Quiero compartir con vosotros una sensación y un deseo de cambio que se ha instalado en mí con mucha fuerza. Algo que lleva años gestándose pero que ahora aflora por cada poro de mi cuerpo como un virus o un germen que yo prefiero llamar deseo. El deseo del cambio y de aportar algo, de ayudar a los demás, de darme a otros, de enseñar, formar, aprender y compartir. Una idea que ocupa todos mis pensamientos y que por fin está pasando de la intención a la acción.
“A veces llega un momento en la vida en el que paras en seco y te preguntas: “¿qué está pasando o qué estamos haciendo mal?” Desde ese mismo instante la idea del cambio queda instalada en tu mente. “Necesito aportar algo”. Es entonces cuando empiezas a pensar en tus experiencias, conocimientos y actitudes para averiguar de qué maneras las puedes poner al servicio de ese cambio”

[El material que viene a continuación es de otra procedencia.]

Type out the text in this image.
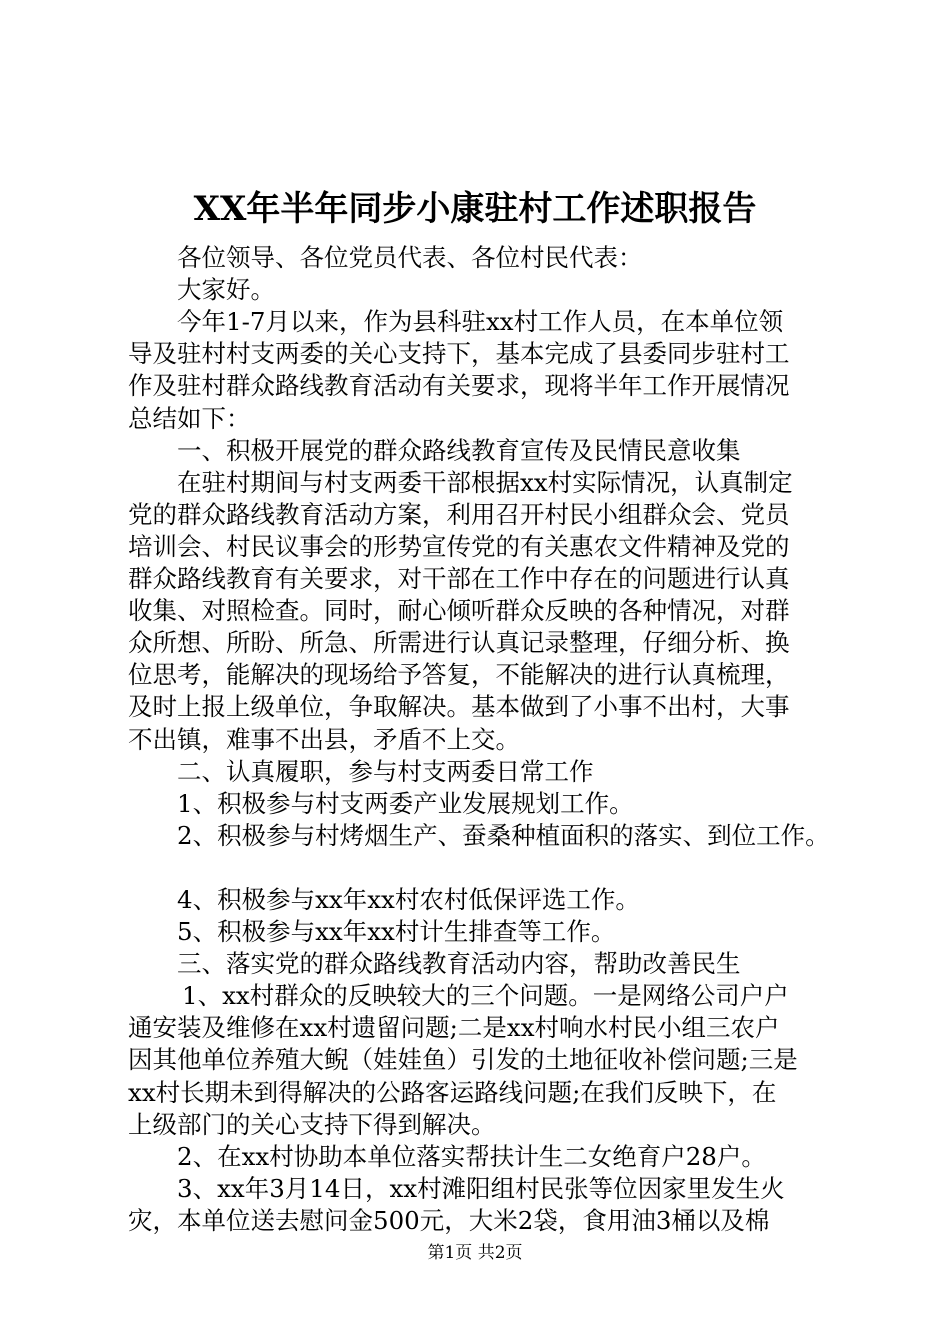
XX年半年同步小康驻村工作述职报告
各位领导、各位党员代表、各位村民代表：
大家好。
今年1-7月以来，作为县科驻xx村工作人员，在本单位领
导及驻村村支两委的关心支持下，基本完成了县委同步驻村工
作及驻村群众路线教育活动有关要求，现将半年工作开展情况
总结如下：
一、积极开展党的群众路线教育宣传及民情民意收集
在驻村期间与村支两委干部根据xx村实际情况，认真制定
党的群众路线教育活动方案，利用召开村民小组群众会、党员
培训会、村民议事会的形势宣传党的有关惠农文件精神及党的
群众路线教育有关要求，对干部在工作中存在的问题进行认真
收集、对照检查。同时，耐心倾听群众反映的各种情况，对群
众所想、所盼、所急、所需进行认真记录整理，仔细分析、换
位思考，能解决的现场给予答复，不能解决的进行认真梳理，
及时上报上级单位，争取解决。基本做到了小事不出村，大事
不出镇，难事不出县，矛盾不上交。
二、认真履职，参与村支两委日常工作
1、积极参与村支两委产业发展规划工作。
2、积极参与村烤烟生产、蚕桑种植面积的落实、到位工作。
4、积极参与xx年xx村农村低保评选工作。
5、积极参与xx年xx村计生排查等工作。
三、落实党的群众路线教育活动内容，帮助改善民生
1、xx村群众的反映较大的三个问题。一是网络公司户户
通安装及维修在xx村遗留问题;二是xx村响水村民小组三农户
因其他单位养殖大鲵（娃娃鱼）引发的土地征收补偿问题;三是
xx村长期未到得解决的公路客运路线问题;在我们反映下，在
上级部门的关心支持下得到解决。
2、在xx村协助本单位落实帮扶计生二女绝育户28户。
3、xx年3月14日，xx村滩阳组村民张等位因家里发生火
灾，本单位送去慰问金500元，大米2袋，食用油3桶以及棉
第1页 共2页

Escribí esto hace unos días. Por fin, soy capaz de poner en palabras tantas sensaciones albergadas durante años. Por fin entiendo porque soy más feliz cuando ayudo a los demás, cuando “trabajo” con personas, cuando aporto algo, cuando no pienso en la “Meta” sino en el camino, cuando no pienso en dinero sino en sonrisas, cuando me libero de todo egoísmo y me pongo en un segundo plano para priorizar a otras personas que lo necesitan mucho más que yo. Y no soy Santa ni María Teresa de Calcuta. Y lo mejor es que no pretendo serlo. No quiero reconocimientos, no quiero menciones, ni quiero medallas. Quiero pasar tiempo con ellos, quiero compartir sus experiencias, quiero conocer sus problemas e intentar a través de lo poco a mucho que yo sepa ayudarles a cambiar algo y a ser un poco más felices. ¿Es esto tan difícil?
Naufrago en estas ideas desde hace tiempo y por fin creo divisar tierra. Gracias a toda la gente maravillosa que he conocido este año. A todos los que me han aconsejado en algún momento, a los que han confiado en mí y no me han llamado loca, y gracias al niño del vagón de ayer por hacerme levantar la mirada de mi móvil y conectar con el ser humano.
Cuatro palabras se unen para sacar adelante este proyecto: TEATRO, COMUNICACIÓN, DOCENCIA y TERCER SECTOR. Poco más que añadir. Gracias a todos.